Die Grenzen der Umgestaltung blieben streng durch den Altbau gezogen, da an der Architektur selbst nichts geändert werden konnte und sollte. Hugo Kükelhaus konnte lediglich versuchen, durch eine Befreiung der vorhandenen Bauformen vom Beiwerk des Altbaus, einer mit ausgesprochen architektonischen Funktion sowie mit der Innenausstattung einen veränderten, den heutigen Forderungen entsprechenden Raumeindruck zu gewinnen.
Als erstes fällt eine Schlichtheit im Gesamteindruck auf, die durch eine klare, ihre Funktion betonende Gliederung der Bauteile erreicht wird. Zugleich gewinnt der Raum dadurch optisch eine größere Weite und Höhe. Durch den glatten Verputz und den hellen Anstrich der Säulen wurde die bis dahin bestimmende Quaderung unsichtbar gemacht, die einst den Eindruck wuchtiger Schwere hinterließ. Hell steigen nun die Säulen empor. Schmucklos, doch dadurch in ihrer architekurlichen Wirkung betont, schwingen die Bögen durch den Raum, den die wiederaufgebaute Kuppel, auch sie jetzt undekoriert, überspannt. Diesen Eindruck verhaltener Schlichtheit verstärkt der Raumabschluss durch eine glatte und dunkle Altarwand, vor der sich Taufstein wie Altarmensa betont abheben. Wie ein Teil des Baukörpers wirkt auch der neue dreigeteilte Orgelprospekt, der hoch aufragend die Empore abschließt.

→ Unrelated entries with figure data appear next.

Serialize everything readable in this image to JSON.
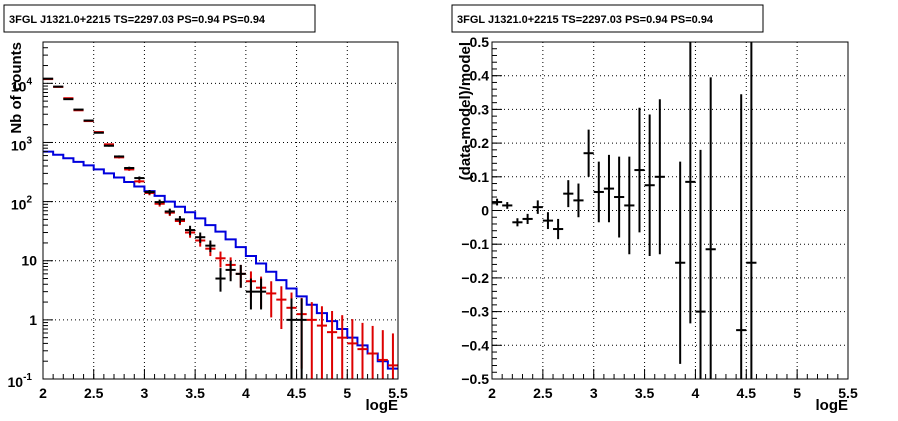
{
  "chart_data": [
    {
      "type": "histogram",
      "title": "3FGL J1321.0+2215 TS=2297.03 PS=0.94 PS=0.94",
      "xlabel": "logE",
      "ylabel": "Nb of counts",
      "xlim": [
        2,
        5.5
      ],
      "ylim": [
        0.1,
        50000
      ],
      "yscale": "log",
      "grid": true,
      "x_ticks": [
        "2",
        "2.5",
        "3",
        "3.5",
        "4",
        "4.5",
        "5",
        "5.5"
      ],
      "y_ticks": [
        {
          "value": 0.1,
          "label": "10",
          "exp": "-1"
        },
        {
          "value": 1,
          "label": "1",
          "exp": ""
        },
        {
          "value": 10,
          "label": "10",
          "exp": ""
        },
        {
          "value": 100,
          "label": "10",
          "exp": "2"
        },
        {
          "value": 1000,
          "label": "10",
          "exp": "3"
        },
        {
          "value": 10000,
          "label": "10",
          "exp": "4"
        }
      ],
      "bin_width": 0.1,
      "series": [
        {
          "role": "data",
          "color": "#000000",
          "points": [
            {
              "x": 2.05,
              "y": 12000,
              "lo": 11890,
              "hi": 12110
            },
            {
              "x": 2.15,
              "y": 8800,
              "lo": 8706,
              "hi": 8894
            },
            {
              "x": 2.25,
              "y": 5400,
              "lo": 5327,
              "hi": 5473
            },
            {
              "x": 2.35,
              "y": 3600,
              "lo": 3540,
              "hi": 3660
            },
            {
              "x": 2.45,
              "y": 2350,
              "lo": 2302,
              "hi": 2398
            },
            {
              "x": 2.55,
              "y": 1460,
              "lo": 1422,
              "hi": 1498
            },
            {
              "x": 2.65,
              "y": 880,
              "lo": 850,
              "hi": 910
            },
            {
              "x": 2.75,
              "y": 580,
              "lo": 556,
              "hi": 604
            },
            {
              "x": 2.85,
              "y": 370,
              "lo": 351,
              "hi": 389
            },
            {
              "x": 2.95,
              "y": 250,
              "lo": 234,
              "hi": 266
            },
            {
              "x": 3.05,
              "y": 145,
              "lo": 133,
              "hi": 157
            },
            {
              "x": 3.15,
              "y": 98,
              "lo": 88,
              "hi": 108
            },
            {
              "x": 3.25,
              "y": 68,
              "lo": 60,
              "hi": 76
            },
            {
              "x": 3.35,
              "y": 50,
              "lo": 43,
              "hi": 57
            },
            {
              "x": 3.45,
              "y": 33,
              "lo": 27,
              "hi": 39
            },
            {
              "x": 3.55,
              "y": 25,
              "lo": 20,
              "hi": 30
            },
            {
              "x": 3.65,
              "y": 18,
              "lo": 14,
              "hi": 22
            },
            {
              "x": 3.75,
              "y": 5,
              "lo": 3,
              "hi": 7.5
            },
            {
              "x": 3.85,
              "y": 7,
              "lo": 4.5,
              "hi": 10
            },
            {
              "x": 3.95,
              "y": 6,
              "lo": 3.5,
              "hi": 8.5
            },
            {
              "x": 4.05,
              "y": 3,
              "lo": 1.5,
              "hi": 5
            },
            {
              "x": 4.15,
              "y": 3,
              "lo": 1.5,
              "hi": 5
            },
            {
              "x": 4.45,
              "y": 1,
              "lo": 0.1,
              "hi": 2.3
            },
            {
              "x": 4.55,
              "y": 1,
              "lo": 0.1,
              "hi": 2.3
            }
          ]
        },
        {
          "role": "model",
          "color": "#dd0000",
          "points": [
            {
              "x": 2.05,
              "y": 11800,
              "err": 110
            },
            {
              "x": 2.15,
              "y": 8700,
              "err": 95
            },
            {
              "x": 2.25,
              "y": 5600,
              "err": 75
            },
            {
              "x": 2.35,
              "y": 3500,
              "err": 60
            },
            {
              "x": 2.45,
              "y": 2300,
              "err": 48
            },
            {
              "x": 2.55,
              "y": 1500,
              "err": 39
            },
            {
              "x": 2.65,
              "y": 930,
              "err": 31
            },
            {
              "x": 2.75,
              "y": 560,
              "err": 24
            },
            {
              "x": 2.85,
              "y": 350,
              "err": 19
            },
            {
              "x": 2.95,
              "y": 220,
              "err": 15
            },
            {
              "x": 3.05,
              "y": 140,
              "err": 12
            },
            {
              "x": 3.15,
              "y": 92,
              "err": 9.6
            },
            {
              "x": 3.25,
              "y": 65,
              "err": 8
            },
            {
              "x": 3.35,
              "y": 47,
              "err": 6.9
            },
            {
              "x": 3.45,
              "y": 30,
              "err": 5.5
            },
            {
              "x": 3.55,
              "y": 22,
              "err": 4.7
            },
            {
              "x": 3.65,
              "y": 16,
              "err": 4
            },
            {
              "x": 3.75,
              "y": 11,
              "err": 3.3
            },
            {
              "x": 3.85,
              "y": 8.5,
              "err": 2.9
            },
            {
              "x": 3.95,
              "y": 6,
              "err": 2.5
            },
            {
              "x": 4.05,
              "y": 4.5,
              "err": 2.1
            },
            {
              "x": 4.15,
              "y": 3.5,
              "err": 1.9
            },
            {
              "x": 4.25,
              "y": 2.8,
              "err": 1.7
            },
            {
              "x": 4.35,
              "y": 2.2,
              "err": 1.5
            },
            {
              "x": 4.45,
              "y": 1.6,
              "err": 1.3
            },
            {
              "x": 4.55,
              "y": 1.25,
              "err": 1.1
            },
            {
              "x": 4.65,
              "y": 1.0,
              "err": 1.0
            },
            {
              "x": 4.75,
              "y": 0.8,
              "err": 0.9
            },
            {
              "x": 4.85,
              "y": 0.62,
              "err": 0.79
            },
            {
              "x": 4.95,
              "y": 0.5,
              "err": 0.7
            },
            {
              "x": 5.05,
              "y": 0.4,
              "err": 0.63
            },
            {
              "x": 5.15,
              "y": 0.32,
              "err": 0.57
            },
            {
              "x": 5.25,
              "y": 0.27,
              "err": 0.52
            },
            {
              "x": 5.35,
              "y": 0.21,
              "err": 0.46
            },
            {
              "x": 5.45,
              "y": 0.17,
              "err": 0.42
            }
          ]
        },
        {
          "role": "background",
          "color": "#0000dd",
          "step_values": [
            700,
            620,
            540,
            470,
            410,
            350,
            300,
            255,
            215,
            180,
            150,
            125,
            100,
            82,
            66,
            52,
            40,
            31,
            23,
            17,
            12,
            9,
            6.5,
            4.7,
            3.4,
            2.5,
            1.8,
            1.3,
            0.95,
            0.7,
            0.5,
            0.37,
            0.27,
            0.2,
            0.15
          ]
        }
      ]
    },
    {
      "type": "scatter",
      "title": "3FGL J1321.0+2215 TS=2297.03 PS=0.94 PS=0.94",
      "xlabel": "logE",
      "ylabel": "(data-model)/model",
      "xlim": [
        2,
        5.5
      ],
      "ylim": [
        -0.5,
        0.5
      ],
      "grid": true,
      "x_ticks": [
        "2",
        "2.5",
        "3",
        "3.5",
        "4",
        "4.5",
        "5",
        "5.5"
      ],
      "y_ticks": [
        "-0.5",
        "-0.4",
        "-0.3",
        "-0.2",
        "-0.1",
        "0",
        "0.1",
        "0.2",
        "0.3",
        "0.4",
        "0.5"
      ],
      "bin_width": 0.1,
      "points": [
        {
          "x": 2.05,
          "y": 0.025,
          "err": 0.01
        },
        {
          "x": 2.15,
          "y": 0.015,
          "err": 0.01
        },
        {
          "x": 2.25,
          "y": -0.035,
          "err": 0.012
        },
        {
          "x": 2.35,
          "y": -0.025,
          "err": 0.015
        },
        {
          "x": 2.45,
          "y": 0.01,
          "err": 0.02
        },
        {
          "x": 2.55,
          "y": -0.03,
          "err": 0.025
        },
        {
          "x": 2.65,
          "y": -0.055,
          "err": 0.03
        },
        {
          "x": 2.75,
          "y": 0.05,
          "err": 0.04
        },
        {
          "x": 2.85,
          "y": 0.03,
          "err": 0.05
        },
        {
          "x": 2.95,
          "y": 0.17,
          "err": 0.07
        },
        {
          "x": 3.05,
          "y": 0.055,
          "err": 0.09
        },
        {
          "x": 3.15,
          "y": 0.065,
          "err": 0.1
        },
        {
          "x": 3.25,
          "y": 0.04,
          "err": 0.12
        },
        {
          "x": 3.35,
          "y": 0.015,
          "err": 0.145
        },
        {
          "x": 3.45,
          "y": 0.12,
          "err": 0.185
        },
        {
          "x": 3.55,
          "y": 0.075,
          "err": 0.21
        },
        {
          "x": 3.65,
          "y": 0.1,
          "err": 0.23
        },
        {
          "x": 3.85,
          "y": -0.155,
          "err": 0.3
        },
        {
          "x": 3.95,
          "y": 0.085,
          "err": 0.42
        },
        {
          "x": 4.05,
          "y": -0.3,
          "err": 0.48
        },
        {
          "x": 4.15,
          "y": -0.115,
          "err": 0.51
        },
        {
          "x": 4.45,
          "y": -0.355,
          "err": 0.7
        },
        {
          "x": 4.55,
          "y": -0.155,
          "err": 0.8
        }
      ]
    }
  ]
}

Auch die Entwürfe für die Gitter, Türen und Fenster stammen von Hugo Kükelhaus. Die unteren Fensterreihen wiederholen das gleiche Thema des Baumes, sie sind farbiger als die größeren der Empore, in deren Rundbögen Reminiszenzen an Himmelskörper, Sonne und Sterne mitschwingen. Lediglich die sieben Fenster über der Empore der Eingangsseite sind von großer Kraft der Farben. Sie strahlen in tiefem Blau und flammendem Rot auf, stark und festlich. Das Lichtband der Fenster harmoniert dabei glücklich mit den leichten, fast zierlich wirkenden Emporengittern sowie mit der Eingangstür, die der gleichen Formensprache entsprangen.
Die heutige Kanzel steht heute frei im Raum. Aus Holz gefertigt, fast vegetabil aufwachsend, erhebt sie sich über einem steinernen Unterbau, der sich trotz des Treppenansatzes nach unten zu verjüngen scheint.
Das heutige Taufbecken (von Gisela Schmidt-Reuther) geht vom Grundgedanken der Taufschale aus. Eine dunkle, flache und schlichte Schale ruht auf einem runden Unterbau aus Stein, der entfernt an eine stützende und haltende Hand erinnert, ohne jedoch naturalistische Formen zu zeigen. Um eine Stufe in den Altarraum vertieft, wird sie von einem schlichten geschmiedeten Gitter umschlossen. An den Zugängen ist eine Kette eingehängt, die auf der einen Seite das Bild der Taube, auf der anderen das des Fisches trägt.